Without a doubt, New Zealand’s most memorable comedian, the legendary Billy T James, is brought to life in 21st century New Zealand by “Billy T: Te Movie”. Drawing on archive footage from old stand up routines, TV interviews and present day interviews, the documentary does enough to solidify the legacy of the man behind the black singlet and yellow towel.
William James Te Wehi Taitoko (to give him his birth name) was born to a Scottish mother and Maori father. School teachers and friends characterise Billy as a shy person who was also very gentle. A multitude of people knew Billy – it seems unreal that all these people can be connected simply by knowing a single person.
The film documents the time which Billy spent with the Volcanics band, his night club comedy gigs, the first big breaks which got him into television; followed by the explosion into stardom.
Billy T James was an entertainer, a musician, a comedian, a singer, an actor, a writer and an artist. Director Ian Mune does a sleek job; inside each interview is warmth so real it feels akin to a 20th century Cinderella story where everything is turning out to be alright. Michael Mikaere, who is Billy’s brother, speaks affectionately of the time he and Billy learned that they were related. All of a sudden, everything turns into hugs and smiles. Steve Wrigley, a well regarded comedian in New Zealand, speaks highly of the man. So too does Jim Moriarty, an actor and theatre director.

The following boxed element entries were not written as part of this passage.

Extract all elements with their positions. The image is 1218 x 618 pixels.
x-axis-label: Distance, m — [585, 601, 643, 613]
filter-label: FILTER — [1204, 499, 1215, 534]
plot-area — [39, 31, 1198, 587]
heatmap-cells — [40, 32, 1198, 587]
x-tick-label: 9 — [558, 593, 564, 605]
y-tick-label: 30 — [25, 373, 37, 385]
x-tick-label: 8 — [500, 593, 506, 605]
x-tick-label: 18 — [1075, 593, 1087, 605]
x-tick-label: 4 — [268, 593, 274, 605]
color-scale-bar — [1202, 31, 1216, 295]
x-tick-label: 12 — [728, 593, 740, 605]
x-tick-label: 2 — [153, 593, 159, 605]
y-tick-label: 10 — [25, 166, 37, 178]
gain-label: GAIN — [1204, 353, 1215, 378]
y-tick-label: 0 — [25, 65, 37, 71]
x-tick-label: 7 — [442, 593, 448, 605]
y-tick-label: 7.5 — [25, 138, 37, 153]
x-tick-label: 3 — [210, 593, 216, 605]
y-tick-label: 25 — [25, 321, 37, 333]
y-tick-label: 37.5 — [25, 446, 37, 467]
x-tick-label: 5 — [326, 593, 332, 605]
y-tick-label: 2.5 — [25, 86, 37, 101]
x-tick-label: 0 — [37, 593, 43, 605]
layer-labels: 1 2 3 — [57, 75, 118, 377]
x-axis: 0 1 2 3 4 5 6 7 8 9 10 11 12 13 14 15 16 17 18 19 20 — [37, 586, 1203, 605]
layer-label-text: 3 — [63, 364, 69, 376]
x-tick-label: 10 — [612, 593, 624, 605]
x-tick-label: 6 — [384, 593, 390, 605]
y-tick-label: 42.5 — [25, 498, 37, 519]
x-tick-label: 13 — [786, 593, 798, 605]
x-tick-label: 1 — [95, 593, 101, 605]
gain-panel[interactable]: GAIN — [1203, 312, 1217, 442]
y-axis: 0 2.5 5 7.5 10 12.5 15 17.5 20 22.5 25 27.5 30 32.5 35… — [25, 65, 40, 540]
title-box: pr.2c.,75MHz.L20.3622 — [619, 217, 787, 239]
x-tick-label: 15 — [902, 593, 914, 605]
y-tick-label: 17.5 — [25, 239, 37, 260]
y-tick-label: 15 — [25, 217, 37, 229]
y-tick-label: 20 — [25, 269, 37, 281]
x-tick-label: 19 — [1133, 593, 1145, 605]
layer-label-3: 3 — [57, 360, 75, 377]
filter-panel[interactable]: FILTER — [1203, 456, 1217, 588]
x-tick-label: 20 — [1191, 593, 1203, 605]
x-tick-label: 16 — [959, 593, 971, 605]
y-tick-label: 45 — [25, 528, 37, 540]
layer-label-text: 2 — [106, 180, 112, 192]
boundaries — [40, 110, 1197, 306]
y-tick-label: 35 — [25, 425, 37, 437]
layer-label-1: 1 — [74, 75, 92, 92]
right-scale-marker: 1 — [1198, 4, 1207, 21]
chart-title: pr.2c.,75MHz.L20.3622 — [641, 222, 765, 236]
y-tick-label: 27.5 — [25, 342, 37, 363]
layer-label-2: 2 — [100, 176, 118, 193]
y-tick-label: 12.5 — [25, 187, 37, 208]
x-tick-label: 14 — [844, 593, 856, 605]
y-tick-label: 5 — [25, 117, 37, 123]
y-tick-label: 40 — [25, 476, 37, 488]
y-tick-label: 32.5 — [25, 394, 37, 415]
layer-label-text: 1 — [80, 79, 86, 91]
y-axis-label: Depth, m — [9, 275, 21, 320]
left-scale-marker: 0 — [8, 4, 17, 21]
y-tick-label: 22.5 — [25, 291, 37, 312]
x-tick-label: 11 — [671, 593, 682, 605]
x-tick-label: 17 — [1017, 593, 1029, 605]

That elephant in the room remains though. Some former colleagues recall two weaknesses which repeatedly held James back. A poor diet and an incredibly trusting nature. One choice poised Billy for a heart attack (which required a quadruple bypass), while the other left him in a financially dire situation. Matt Elliot, author of the biography ‘Billy T’ writes that all the man ever wanted to do, was make people laugh. It left me wondering what could have happened had his financial and physical heath been more stable. Perhaps a lot more silly Billy, funny ha-ha, entertainment … but stargazing is only possible when the stars still light up the television screens.
What wasn’t well done though, was the sudden acceleration of events when things began getting desperate. Instead of spending time exploring the root cause of what went wrong, it seemed more like a “well it happened” attitude prevailed. Likewise, Billy’s wife Lynn and his daughter Cherie aren’t discussed very much. The reasons for this remain unclear. Both women are certainly the most important people in the entertainer’s life. Some element of Billy’s natural character went unanswered. Like his famous laugh. Was it a cultural caricature or was that just how the fellow laughed? After one screening of the film quite a few scenes really just got thrown together. One cut took us from high school to the Volcanics touring. Wow!
In an air of slightly awkward documentary filmmaking, and a lack of complete coverage, the on-stage charm of Billy T James and the constant warmth radiated by those inspired by him,the film manages a pass mark, albeit only just.